Co-authored by Sheryl Skibbe and Simon L. Yang

Private Attorney General Actions (PAGA) brought by individuals as representative actions on behalf of the State of California and other aggrieved employees are not sufficiently similar to federal Rule 23 class actions to support federal jurisdiction under the Class Action Fairness Act (CAFA).  But is there still a way into federal court?

Last year in Urbino v. Orkin Services of California, Inc., the Ninth Circuit held that potential PAGA penalties could not be aggregated to meet the minimum jurisdictional amount required for traditional diversity removal.  The panel rejected aggregation of penalties for jurisdictional purposes because the Court found that the plaintiffs primarily asserted “the state’s collective interest in enforcing its labor laws through PAGA,” rather than their own individual interests.  Urbino did not address removal under CAFA.

Baumann v. Chase Investment Services does, and the Ninth Circuit again ruled there was no jurisdiction under CAFA.  PAGA representative actions lack the statutory class action requirements for numerosity, commonality, typicality, or adequacy of representation.  They do not require notice to absent class members or an opt out procedure, and class action judgments, unlike PAGA judgments, are preclusive as to all claims the class could have brought.  Consistent with Urbino, the Court found, “[t]he employee’s recovery is thus an incentive to perform a service to the state, not restitution for wrongs done to members of the class.”
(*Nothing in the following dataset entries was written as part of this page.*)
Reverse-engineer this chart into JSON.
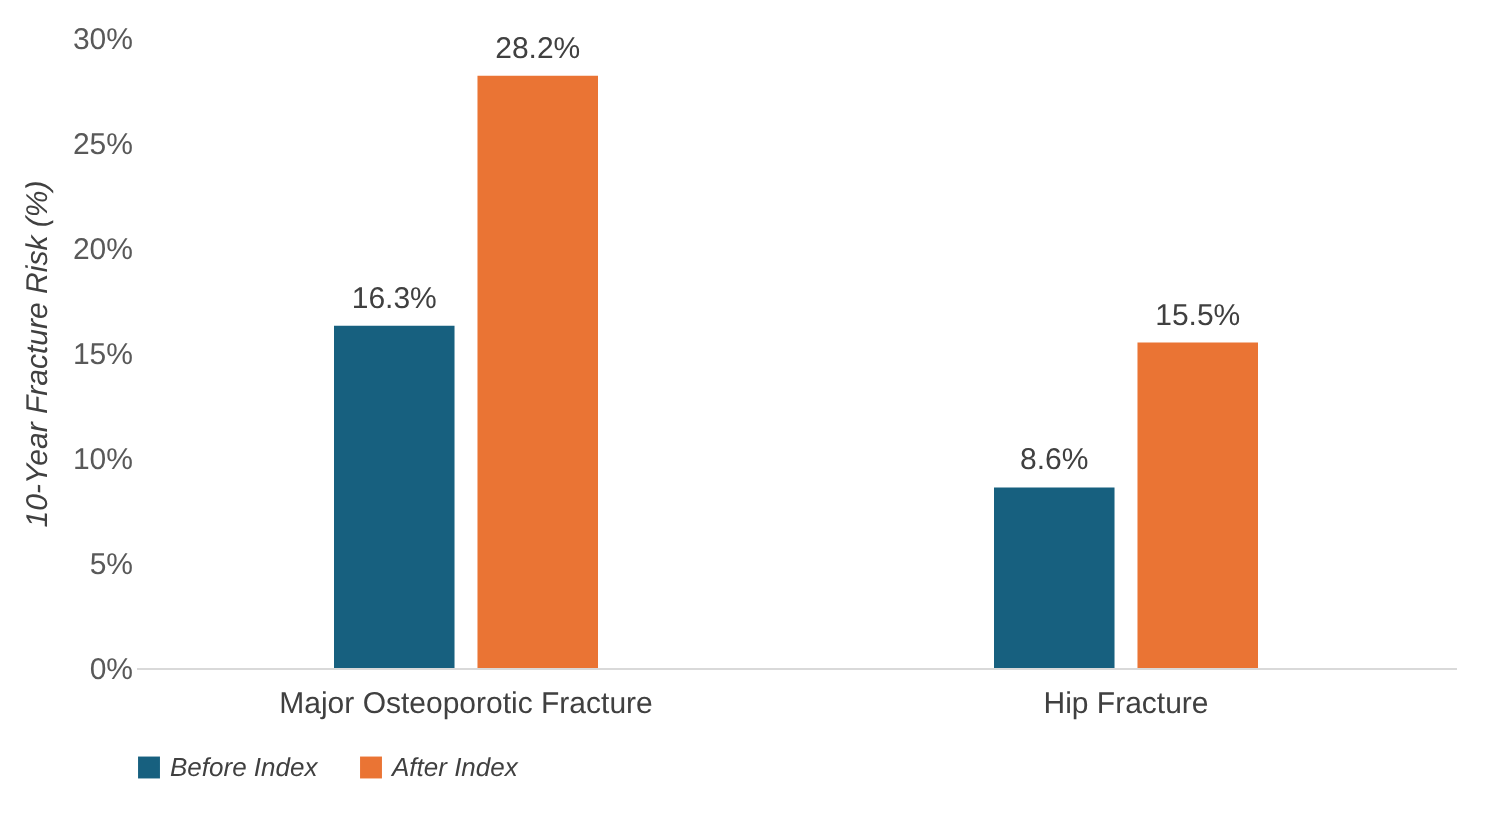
{
  "chart_data": {
    "type": "bar",
    "ylabel": "10-Year Fracture Risk (%)",
    "categories": [
      "Major Osteoporotic Fracture",
      "Hip Fracture"
    ],
    "series": [
      {
        "name": "Before Index",
        "color": "#17607f",
        "values": [
          16.3,
          8.6
        ],
        "value_labels": [
          "16.3%",
          "8.6%"
        ]
      },
      {
        "name": "After Index",
        "color": "#ea7434",
        "values": [
          28.2,
          15.5
        ],
        "value_labels": [
          "28.2%",
          "15.5%"
        ]
      }
    ],
    "ylim": [
      0,
      30
    ],
    "yticks": [
      {
        "value": 0,
        "label": "0%"
      },
      {
        "value": 5,
        "label": "5%"
      },
      {
        "value": 10,
        "label": "10%"
      },
      {
        "value": 15,
        "label": "15%"
      },
      {
        "value": 20,
        "label": "20%"
      },
      {
        "value": 25,
        "label": "25%"
      },
      {
        "value": 30,
        "label": "30%"
      }
    ],
    "grid": false,
    "legend": "bottom"
  }
}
These cases now hinder removal of PAGA representative actions to federal court.  But whether a federal court may allow a PAGA action otherwise within its original jurisdiction to proceed under Rule 23 as a class action remains an open question.

Complaints that allege PAGA claims as class actions meet the statutory requirements under CAFA for class actions, but whether aggregation of the potential penalties to meet the $5 million mark is now in doubt.  One recent district court decision, Sanchez v. Rez-Care, Inc., interpreted Urbino to permit aggregation of only the 25% recoverable by putative class members.  And what if the complaint alleges a PAGA representative action with an FLSA claim?  Courts may choose to exercise supplemental jurisdiction over the PAGA claims, but how procedurally is the PAGA action tried?